Consultório de ponta, em vidro e aço escovado, atendeu-me uma secretária de boa formação intelectual com avantajado derriere e nariz de árabe.

  - Sêo Lubi, em instante o senhor será atendido, conforme a hora marcada.

   E fui, no combinando, entrando numa sala de Raio X, a doutora um espetáculo, xoxo, isto é, show, recebeu-me com luvas de pelica e álcool em gel, mandou eu vestir um jaleco de chumbo e conduziu-me para um aparelho parecendo desses de oculistas, em pé. Em seguida, pediu que mordesse um pino verde que piscava à minha frente:

   - Morda esse pino aí para deixar a arcada firme e eu possa fazer a rádio, disse.

   A exuberante à minha frente, cheirosa como os antulhos da Flamejante, imaginei que aquele pino era outra coisa, um bicudo, e obedeci a digna senhora.

  - Agora vou sair da sala e o aparelho registrará a imagem passando a esquerda e a direita, como um limpador de vidro de carro. Aguente firme.

  A porta foi fechada, a doutra saiu e um zunido passou pra lá e pra cá.

  Em instantes, voltou e disse: - Tá liberado. Fale com a secretária para combinar o recebimento da imagem.

  Falei com a nariz de árabe, ela tomou-se logo uma garoupa e eu disse: - Que dia passo para pegar.

  - Sêo Lubi, a Ondonto Serra vai mandar para seu e-mail, para seu zap. Esse negócio de pegar é coisa do século passado, da época do doutor Cohin.

  Recolhi a minha ignorância e parti.

  Quando cheguei em casa a Ester perguntou como fora. Narrei o episódio. 

  - Ainda bem, surdo com estás, não confundiste pino com pinto, kkkk

  - Ris da miséria alheia. Só irei ao doutor Mantídio, depois que conseguir os 20 guarás. Lembro-lhe que para comprar um tênis novo tive que passar um raio das moças a dois reais, uma tartaruga, para cada vivente. Agora, preciso de 4 mil, 20 guarás, e não vou passar rifa com bilhete a 40, dois micos dourados.

  - Está na hora de você procurar seus amigos ricos, o conselheiro Souza, os doutores Zéu, Maurício de Tebas, Sampaio, Sanches, é tanto doutor que me atrapalho.
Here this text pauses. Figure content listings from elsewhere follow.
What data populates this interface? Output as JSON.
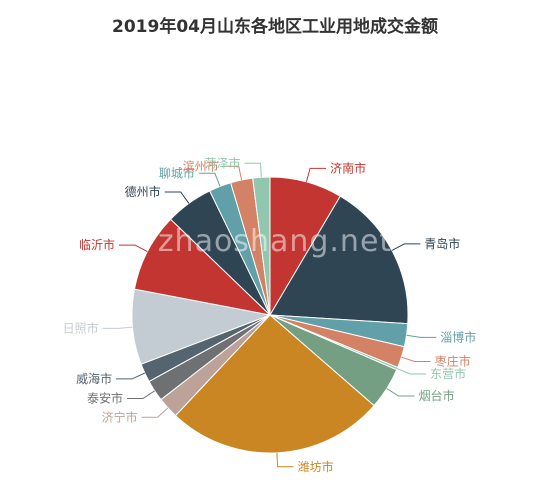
{
  "chart_data": {
    "type": "pie",
    "title": "2019年04月山东各地区工业用地成交金额",
    "watermark": "zhaoshang.net",
    "slices": [
      {
        "label": "济南市",
        "value": 8.5,
        "color": "#c23531"
      },
      {
        "label": "青岛市",
        "value": 17.5,
        "color": "#2f4554"
      },
      {
        "label": "淄博市",
        "value": 2.7,
        "color": "#61a0a8"
      },
      {
        "label": "枣庄市",
        "value": 2.5,
        "color": "#d48265"
      },
      {
        "label": "东营市",
        "value": 0.3,
        "color": "#91c7ae"
      },
      {
        "label": "烟台市",
        "value": 4.9,
        "color": "#749f83"
      },
      {
        "label": "潍坊市",
        "value": 25.6,
        "color": "#ca8622"
      },
      {
        "label": "济宁市",
        "value": 2.5,
        "color": "#bda29a"
      },
      {
        "label": "泰安市",
        "value": 2.5,
        "color": "#6e7074"
      },
      {
        "label": "威海市",
        "value": 2.2,
        "color": "#546570"
      },
      {
        "label": "日照市",
        "value": 8.8,
        "color": "#c4ccd3"
      },
      {
        "label": "临沂市",
        "value": 9.2,
        "color": "#c23531"
      },
      {
        "label": "德州市",
        "value": 5.6,
        "color": "#2f4554"
      },
      {
        "label": "聊城市",
        "value": 2.6,
        "color": "#61a0a8"
      },
      {
        "label": "滨州市",
        "value": 2.6,
        "color": "#d48265"
      },
      {
        "label": "菏泽市",
        "value": 2.0,
        "color": "#91c7ae"
      }
    ]
  }
}
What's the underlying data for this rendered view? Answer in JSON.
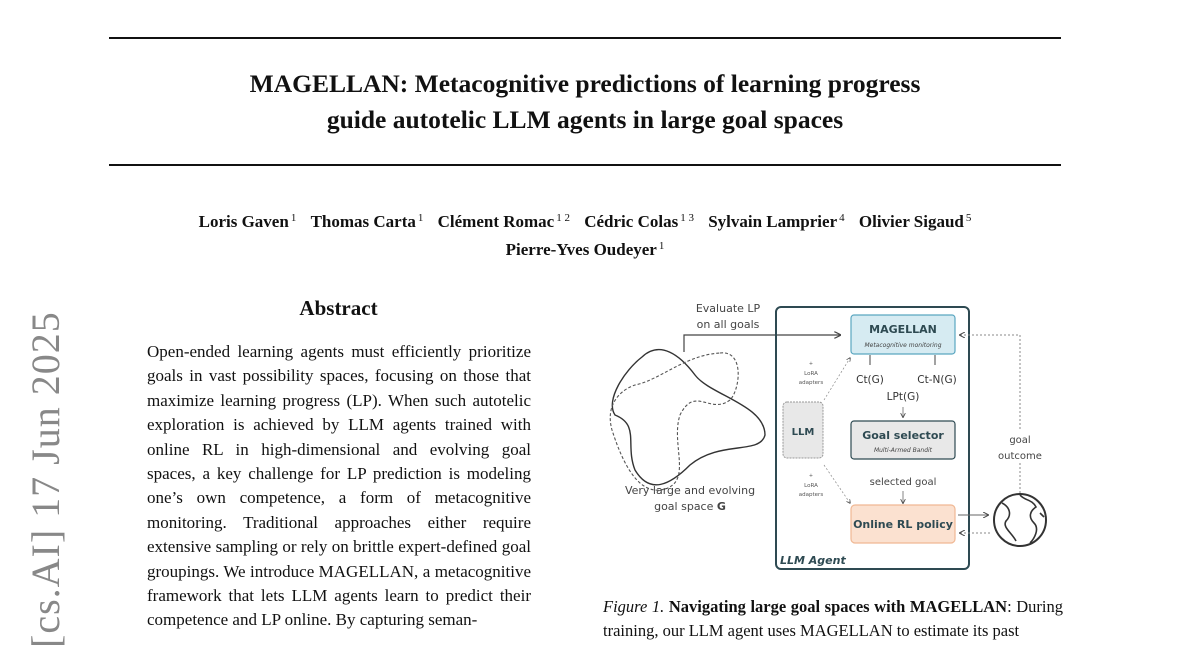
{
  "paper": {
    "title_lines": [
      "MAGELLAN: Metacognitive predictions of learning progress",
      "guide autotelic LLM agents in large goal spaces"
    ],
    "authors": [
      {
        "name": "Loris Gaven",
        "aff": "1"
      },
      {
        "name": "Thomas Carta",
        "aff": "1"
      },
      {
        "name": "Clément Romac",
        "aff": "1 2"
      },
      {
        "name": "Cédric Colas",
        "aff": "1 3"
      },
      {
        "name": "Sylvain Lamprier",
        "aff": "4"
      },
      {
        "name": "Olivier Sigaud",
        "aff": "5"
      },
      {
        "name": "Pierre-Yves Oudeyer",
        "aff": "1"
      }
    ],
    "abstract_heading": "Abstract",
    "abstract": "Open-ended learning agents must efficiently prioritize goals in vast possibility spaces, focusing on those that maximize learning progress (LP). When such autotelic exploration is achieved by LLM agents trained with online RL in high-dimensional and evolving goal spaces, a key challenge for LP prediction is modeling one’s own competence, a form of metacognitive monitoring. Traditional approaches either require extensive sampling or rely on brittle expert-defined goal groupings. We introduce MAGELLAN, a metacognitive framework that lets LLM agents learn to predict their competence and LP online. By capturing seman-",
    "arxiv_stamp": "[cs.AI]  17 Jun 2025",
    "figure": {
      "evaluate_lp_1": "Evaluate LP",
      "evaluate_lp_2": "on all goals",
      "magellan": "MAGELLAN",
      "magellan_sub": "Metacognitive monitoring",
      "ct": "Ct(G)",
      "ctn": "Ct-N(G)",
      "lp": "LPt(G)",
      "goal_selector": "Goal selector",
      "goal_selector_sub": "Multi-Armed Bandit",
      "llm": "LLM",
      "lora_plus": "+",
      "lora_1": "LoRA",
      "lora_2": "adapters",
      "selected_goal": "selected goal",
      "rl_policy": "Online RL policy",
      "agent_label": "LLM Agent",
      "goal_space_1": "Very large and evolving",
      "goal_space_2": "goal space ",
      "goal_space_G": "G",
      "goal_outcome_1": "goal",
      "goal_outcome_2": "outcome",
      "colors": {
        "agent_border": "#2e4a52",
        "magellan_fill": "#d6ebf2",
        "magellan_border": "#5aa6c0",
        "selector_fill": "#e8e8e8",
        "rl_fill": "#fbe1d0",
        "rl_border": "#f0b894"
      }
    },
    "caption_label": "Figure 1.",
    "caption_bold": "Navigating large goal spaces with MAGELLAN",
    "caption_rest": ": During training, our LLM agent uses MAGELLAN to estimate its past"
  }
}
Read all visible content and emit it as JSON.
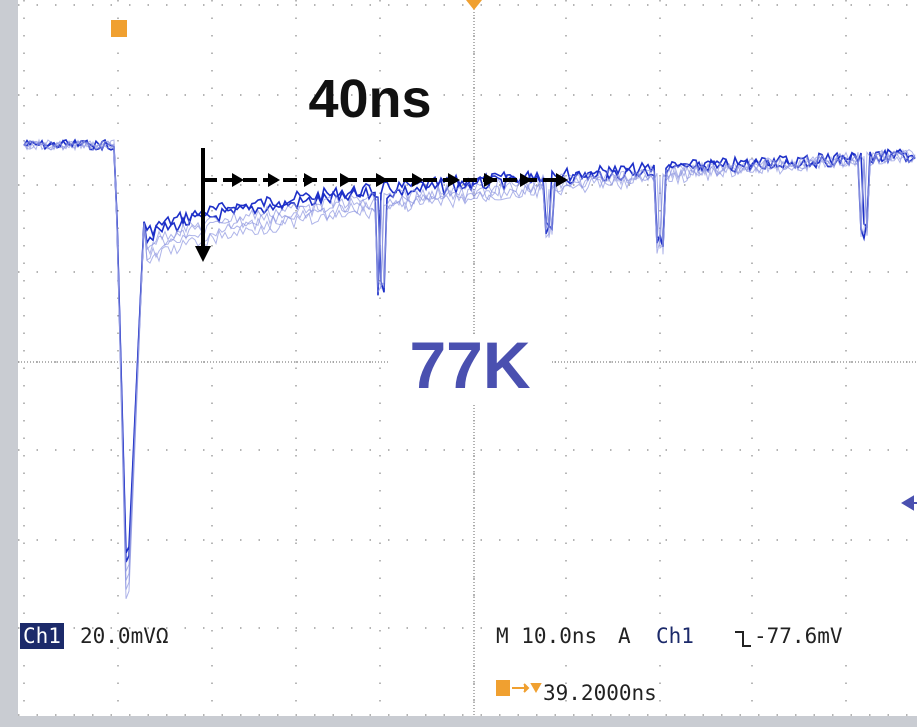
{
  "annotation": {
    "interval": "40ns",
    "temperature": "77K"
  },
  "status": {
    "channel": "Ch1",
    "scale": "20.0mVΩ",
    "timebase": "M 10.0ns",
    "trigger_mode": "A",
    "trigger_source": "Ch1",
    "trigger_level": "-77.6mV",
    "trigger_position": "39.2000ns"
  }
}
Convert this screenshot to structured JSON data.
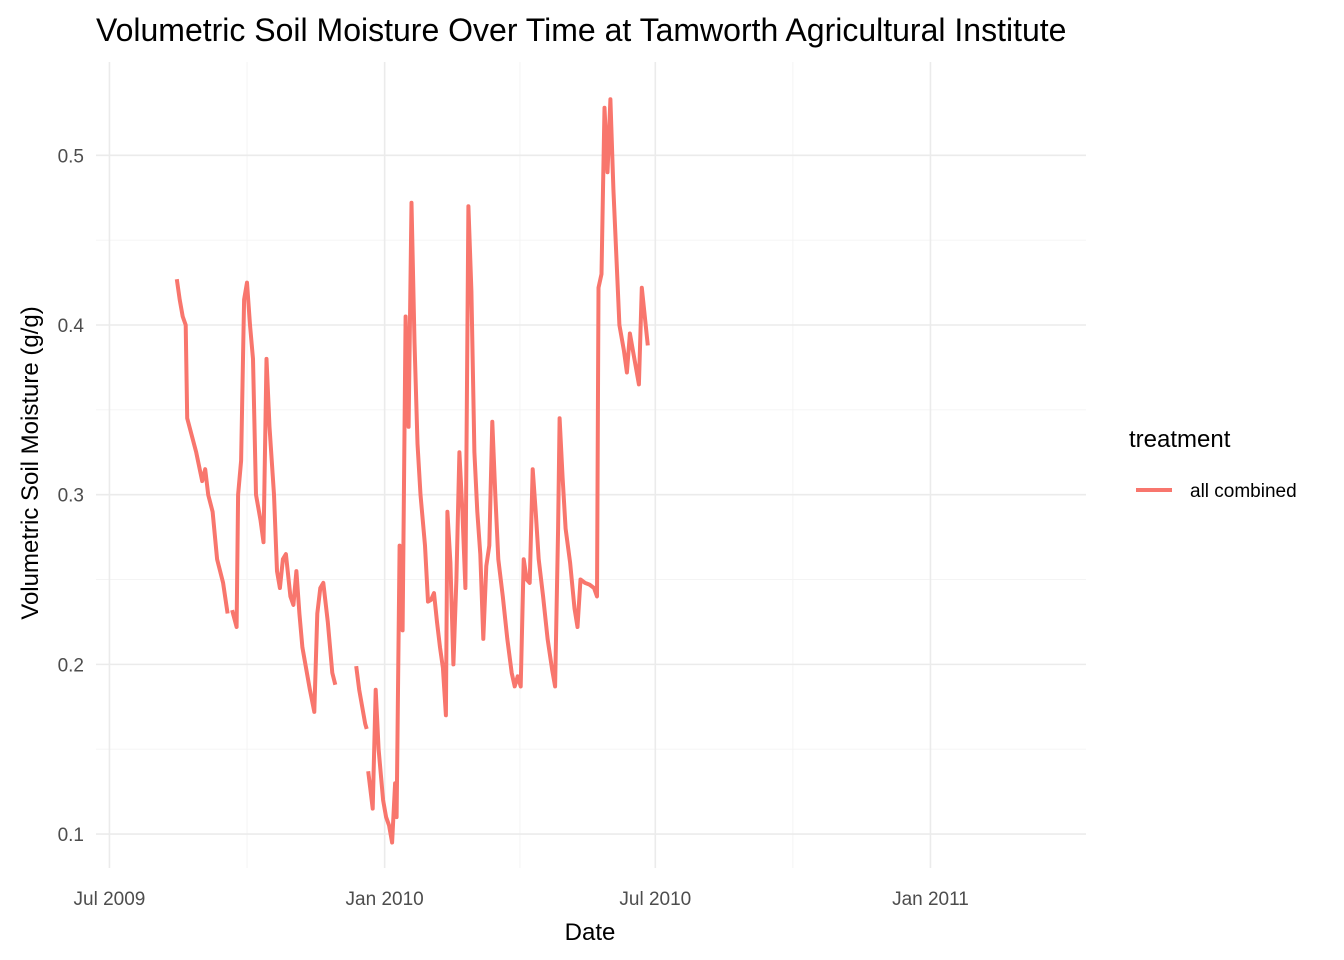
{
  "chart_data": {
    "type": "line",
    "title": "Volumetric Soil Moisture Over Time at Tamworth Agricultural Institute",
    "xlabel": "Date",
    "ylabel": "Volumetric Soil Moisture (g/g)",
    "xlim": [
      "2009-06-22",
      "2011-04-15"
    ],
    "ylim": [
      0.08,
      0.555
    ],
    "x_ticks": [
      {
        "date": "2009-07-01",
        "label": "Jul 2009"
      },
      {
        "date": "2010-01-01",
        "label": "Jan 2010"
      },
      {
        "date": "2010-07-01",
        "label": "Jul 2010"
      },
      {
        "date": "2011-01-01",
        "label": "Jan 2011"
      }
    ],
    "y_ticks": [
      0.1,
      0.2,
      0.3,
      0.4,
      0.5
    ],
    "y_tick_labels": [
      "0.1",
      "0.2",
      "0.3",
      "0.4",
      "0.5"
    ],
    "grid": true,
    "legend": {
      "title": "treatment",
      "position": "right"
    },
    "series": [
      {
        "name": "all combined",
        "color": "#F8766D",
        "segments": [
          [
            [
              "2009-08-15",
              0.427
            ],
            [
              "2009-08-17",
              0.415
            ],
            [
              "2009-08-19",
              0.405
            ],
            [
              "2009-08-21",
              0.4
            ],
            [
              "2009-08-22",
              0.345
            ],
            [
              "2009-08-25",
              0.335
            ],
            [
              "2009-08-28",
              0.325
            ],
            [
              "2009-09-01",
              0.308
            ],
            [
              "2009-09-03",
              0.315
            ],
            [
              "2009-09-05",
              0.3
            ],
            [
              "2009-09-08",
              0.29
            ],
            [
              "2009-09-11",
              0.262
            ],
            [
              "2009-09-15",
              0.248
            ],
            [
              "2009-09-18",
              0.23
            ]
          ],
          [
            [
              "2009-09-21",
              0.232
            ],
            [
              "2009-09-24",
              0.222
            ],
            [
              "2009-09-25",
              0.3
            ],
            [
              "2009-09-27",
              0.32
            ],
            [
              "2009-09-29",
              0.415
            ],
            [
              "2009-10-01",
              0.425
            ],
            [
              "2009-10-03",
              0.4
            ],
            [
              "2009-10-05",
              0.38
            ],
            [
              "2009-10-07",
              0.3
            ],
            [
              "2009-10-10",
              0.285
            ],
            [
              "2009-10-12",
              0.272
            ],
            [
              "2009-10-14",
              0.38
            ],
            [
              "2009-10-16",
              0.34
            ],
            [
              "2009-10-19",
              0.3
            ],
            [
              "2009-10-21",
              0.255
            ],
            [
              "2009-10-23",
              0.245
            ],
            [
              "2009-10-25",
              0.262
            ],
            [
              "2009-10-27",
              0.265
            ],
            [
              "2009-10-30",
              0.24
            ],
            [
              "2009-11-01",
              0.235
            ],
            [
              "2009-11-03",
              0.255
            ],
            [
              "2009-11-05",
              0.23
            ],
            [
              "2009-11-07",
              0.21
            ],
            [
              "2009-11-10",
              0.195
            ],
            [
              "2009-11-12",
              0.185
            ],
            [
              "2009-11-15",
              0.172
            ],
            [
              "2009-11-17",
              0.23
            ],
            [
              "2009-11-19",
              0.245
            ],
            [
              "2009-11-21",
              0.248
            ],
            [
              "2009-11-24",
              0.225
            ],
            [
              "2009-11-27",
              0.195
            ],
            [
              "2009-11-29",
              0.188
            ]
          ],
          [
            [
              "2009-12-13",
              0.199
            ],
            [
              "2009-12-15",
              0.185
            ],
            [
              "2009-12-17",
              0.175
            ],
            [
              "2009-12-19",
              0.165
            ],
            [
              "2009-12-20",
              0.162
            ]
          ],
          [
            [
              "2009-12-21",
              0.137
            ],
            [
              "2009-12-24",
              0.115
            ],
            [
              "2009-12-26",
              0.185
            ],
            [
              "2009-12-28",
              0.15
            ],
            [
              "2009-12-31",
              0.12
            ],
            [
              "2010-01-02",
              0.11
            ],
            [
              "2010-01-04",
              0.105
            ],
            [
              "2010-01-06",
              0.095
            ],
            [
              "2010-01-08",
              0.13
            ],
            [
              "2010-01-09",
              0.11
            ],
            [
              "2010-01-11",
              0.27
            ],
            [
              "2010-01-12",
              0.24
            ],
            [
              "2010-01-13",
              0.22
            ],
            [
              "2010-01-15",
              0.405
            ],
            [
              "2010-01-17",
              0.34
            ],
            [
              "2010-01-19",
              0.472
            ],
            [
              "2010-01-21",
              0.39
            ],
            [
              "2010-01-23",
              0.33
            ],
            [
              "2010-01-25",
              0.3
            ],
            [
              "2010-01-28",
              0.27
            ],
            [
              "2010-01-30",
              0.237
            ],
            [
              "2010-02-01",
              0.238
            ],
            [
              "2010-02-03",
              0.242
            ],
            [
              "2010-02-05",
              0.225
            ],
            [
              "2010-02-07",
              0.21
            ],
            [
              "2010-02-09",
              0.198
            ],
            [
              "2010-02-11",
              0.17
            ],
            [
              "2010-02-12",
              0.29
            ],
            [
              "2010-02-14",
              0.26
            ],
            [
              "2010-02-16",
              0.2
            ],
            [
              "2010-02-18",
              0.25
            ],
            [
              "2010-02-20",
              0.325
            ],
            [
              "2010-02-22",
              0.29
            ],
            [
              "2010-02-24",
              0.245
            ],
            [
              "2010-02-26",
              0.47
            ],
            [
              "2010-02-28",
              0.42
            ],
            [
              "2010-03-02",
              0.325
            ],
            [
              "2010-03-04",
              0.29
            ],
            [
              "2010-03-06",
              0.265
            ],
            [
              "2010-03-08",
              0.215
            ],
            [
              "2010-03-10",
              0.258
            ],
            [
              "2010-03-12",
              0.27
            ],
            [
              "2010-03-14",
              0.343
            ],
            [
              "2010-03-16",
              0.3
            ],
            [
              "2010-03-18",
              0.262
            ],
            [
              "2010-03-21",
              0.24
            ],
            [
              "2010-03-24",
              0.215
            ],
            [
              "2010-03-27",
              0.195
            ],
            [
              "2010-03-29",
              0.187
            ],
            [
              "2010-03-31",
              0.193
            ],
            [
              "2010-04-02",
              0.187
            ],
            [
              "2010-04-04",
              0.262
            ],
            [
              "2010-04-06",
              0.25
            ],
            [
              "2010-04-08",
              0.248
            ],
            [
              "2010-04-10",
              0.315
            ],
            [
              "2010-04-12",
              0.29
            ],
            [
              "2010-04-14",
              0.262
            ],
            [
              "2010-04-17",
              0.24
            ],
            [
              "2010-04-20",
              0.215
            ],
            [
              "2010-04-23",
              0.197
            ],
            [
              "2010-04-25",
              0.187
            ],
            [
              "2010-04-27",
              0.28
            ],
            [
              "2010-04-28",
              0.345
            ],
            [
              "2010-04-30",
              0.31
            ],
            [
              "2010-05-02",
              0.28
            ],
            [
              "2010-05-05",
              0.26
            ],
            [
              "2010-05-08",
              0.233
            ],
            [
              "2010-05-10",
              0.222
            ],
            [
              "2010-05-12",
              0.25
            ],
            [
              "2010-05-15",
              0.248
            ],
            [
              "2010-05-18",
              0.247
            ],
            [
              "2010-05-21",
              0.245
            ],
            [
              "2010-05-23",
              0.24
            ],
            [
              "2010-05-24",
              0.422
            ],
            [
              "2010-05-26",
              0.43
            ],
            [
              "2010-05-27",
              0.48
            ],
            [
              "2010-05-28",
              0.528
            ],
            [
              "2010-05-30",
              0.49
            ],
            [
              "2010-06-01",
              0.533
            ],
            [
              "2010-06-03",
              0.48
            ],
            [
              "2010-06-05",
              0.44
            ],
            [
              "2010-06-07",
              0.4
            ],
            [
              "2010-06-10",
              0.385
            ],
            [
              "2010-06-12",
              0.372
            ],
            [
              "2010-06-14",
              0.395
            ],
            [
              "2010-06-16",
              0.385
            ],
            [
              "2010-06-18",
              0.375
            ],
            [
              "2010-06-20",
              0.365
            ],
            [
              "2010-06-22",
              0.422
            ],
            [
              "2010-06-24",
              0.405
            ],
            [
              "2010-06-26",
              0.388
            ]
          ]
        ]
      }
    ]
  }
}
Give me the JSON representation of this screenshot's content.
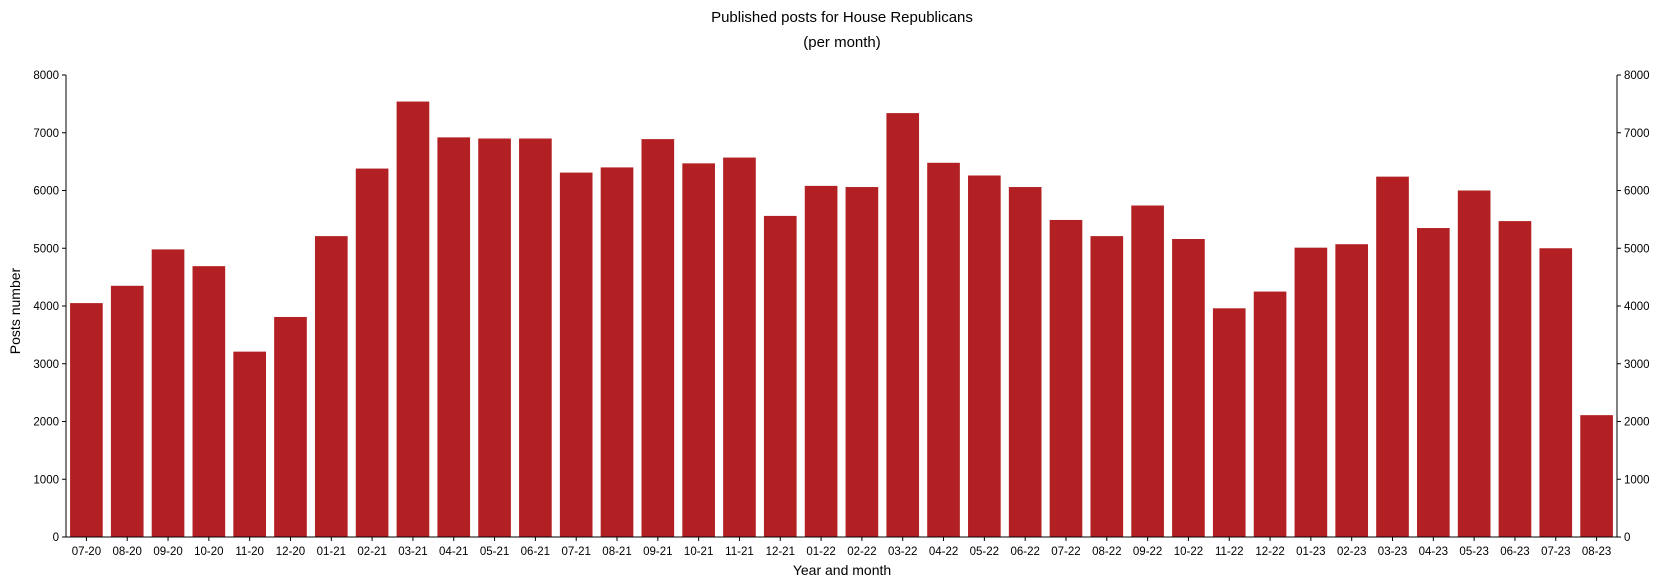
{
  "chart_data": {
    "type": "bar",
    "title": "Published posts for House Republicans",
    "subtitle": "(per month)",
    "xlabel": "Year and month",
    "ylabel": "Posts number",
    "ylim": [
      0,
      8000
    ],
    "yticks": [
      0,
      1000,
      2000,
      3000,
      4000,
      5000,
      6000,
      7000,
      8000
    ],
    "grid": false,
    "right_axis": true,
    "bar_color": "#b22023",
    "categories": [
      "07-20",
      "08-20",
      "09-20",
      "10-20",
      "11-20",
      "12-20",
      "01-21",
      "02-21",
      "03-21",
      "04-21",
      "05-21",
      "06-21",
      "07-21",
      "08-21",
      "09-21",
      "10-21",
      "11-21",
      "12-21",
      "01-22",
      "02-22",
      "03-22",
      "04-22",
      "05-22",
      "06-22",
      "07-22",
      "08-22",
      "09-22",
      "10-22",
      "11-22",
      "12-22",
      "01-23",
      "02-23",
      "03-23",
      "04-23",
      "05-23",
      "06-23",
      "07-23",
      "08-23"
    ],
    "values": [
      4050,
      4350,
      4980,
      4690,
      3210,
      3810,
      5210,
      6380,
      7540,
      6920,
      6900,
      6900,
      6310,
      6400,
      6890,
      6470,
      6570,
      5560,
      6080,
      6060,
      7340,
      6480,
      6260,
      6060,
      5490,
      5210,
      5740,
      5160,
      3960,
      4250,
      5010,
      5070,
      6240,
      5350,
      6000,
      5470,
      5000,
      2110
    ]
  }
}
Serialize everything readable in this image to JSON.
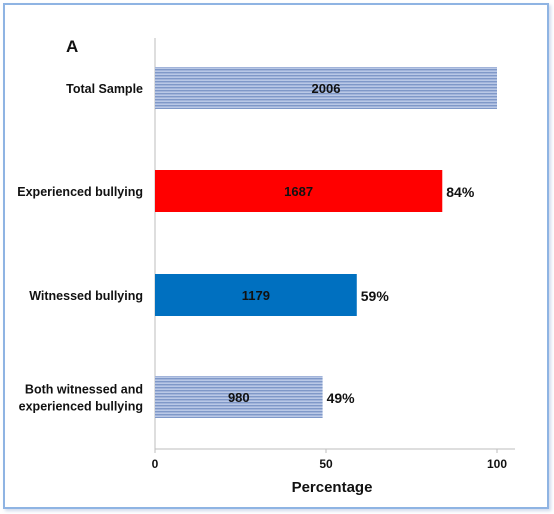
{
  "chart_data": {
    "type": "bar",
    "orientation": "horizontal",
    "panel_label": "A",
    "xlabel": "Percentage",
    "xlim": [
      0,
      100
    ],
    "xticks": [
      "0",
      "50",
      "100"
    ],
    "categories": [
      "Total Sample",
      "Experienced bullying",
      "Witnessed bullying",
      "Both witnessed and experienced bullying"
    ],
    "category_lines": [
      [
        "Total Sample"
      ],
      [
        "Experienced bullying"
      ],
      [
        "Witnessed bullying"
      ],
      [
        "Both witnessed and",
        "experienced bullying"
      ]
    ],
    "values": [
      100,
      84,
      59,
      49
    ],
    "counts": [
      "2006",
      "1687",
      "1179",
      "980"
    ],
    "percent_labels": [
      "",
      "84%",
      "59%",
      "49%"
    ],
    "bar_styles": [
      "striped",
      "solid",
      "solid",
      "striped"
    ],
    "bar_colors": [
      "#9db3da",
      "#ff0000",
      "#0070c0",
      "#9db3da"
    ],
    "grid": false
  }
}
  - Não vou ocupar essas autoridades com bobagens.

  - Então, vamos vender a Mimosa, cujo valor corresponde a 70% desse valor da prótese.

   - A Mimosa, nossa melhor vaca leiteira. jamais!

   - Pensei melhor. Pagamos a entrada com nossas economias do cofre porco de barro e da meia que guardas embaixo do colchão, e o restante pagamos em feijão e leite. Os preços da cesta básica dispararam e isso ajudará o doutor Mantídio a alimentar o pessoal de sua clínica.

  - Taí essa é uma ótima ideia. Vou ligar para ele e propor. Estouremos a barriga do porco.
Pegamos um martelo e o porco de barro rachou ao meio. Contamos as nicas e deu 197 reais. No cofre da meia conseguimos mais 1.900 reais. Não mexemos no cofre do bolso do jaquetão.

   Liguei para o jaleco branco e fiz a proposta: 2.2 mil reais de entrada, 200 litros de leite e 2 sacas de feijão. O jaleco relutou. Apelei. fiz um discurso patriótico, citei o messias, conclamei a democracia, aos tempos difíceis em que viemos, e senti que o doutor amoleceu e foi as lágrimas. 

  Topou nossa proposta.

   Exultei com a Ester: - Vou fechar a cancela.

  - Quando voltares, boca arrumada, darei um selinho com meu Kiko milano vermelho.